Training

This folder contains various examples to fine-tune SentenceTransformers for specific tasks.

For the beginning, I can recommend to have a look at the Semantic Textual Similarity (STS) or the Natural Language Inference (NLI) examples.

For the documentation how to train your own models, see Training Overview.

Training Examples

adaptive_layer - Examples to train models whose layers can be removed on the fly for faster inference.
avg_word_embeddings - This folder contains examples to train models based on classical word embeddings like GloVe. These models are extremely fast, but are a more inaccuracte than transformers based models.
clip - Examples to train CLIP image models.
cross-encoder - Examples to train CrossEncoder models.
data_augmentation Examples of how to apply data augmentation strategies to improve embedding models.
distillation - Examples to make models smaller, faster and lighter.
hpo - Examples with hyperparameter search to find the best hyperparameters for your task.
matryoshka - Examples with training embedding models whose embeddings can be truncated (allowing for faster search) with minimal performance loss.
ms_marco - Example training scripts for training on the MS MARCO information retrieval dataset.
multilingual - Existent monolingual models can be extend to various languages (paper).
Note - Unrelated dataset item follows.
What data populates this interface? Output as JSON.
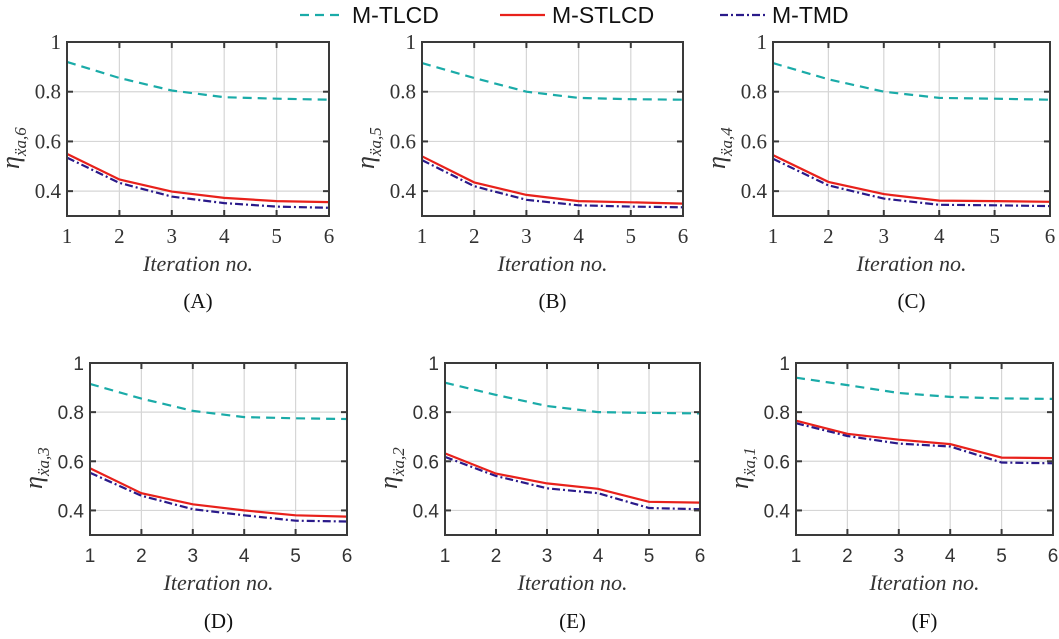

This folder contains a step-by-step guide to extend existent models to new languages.
nli - Natural Language Inference (NLI) data can be quite helpful to pre-train and fine-tune models to create meaningful sentence embeddings.
other - Various tiny examples for show-casing one specific training case.
paraphrases - Examples for training models capable of recognizing paraphrases, i.e. understand when texts have the same meaning despite using different words.
quora_duplicate_questions - Quora Duplicate Questions is large set corpus with duplicate questions from the Quora community. The folder contains examples how to train models for duplicate questions mining and for semantic search.
sts - The most basic method to train models is using Semantic Textual Similarity (STS) data. Here, we have a sentence pair and a score indicating the semantic similarity.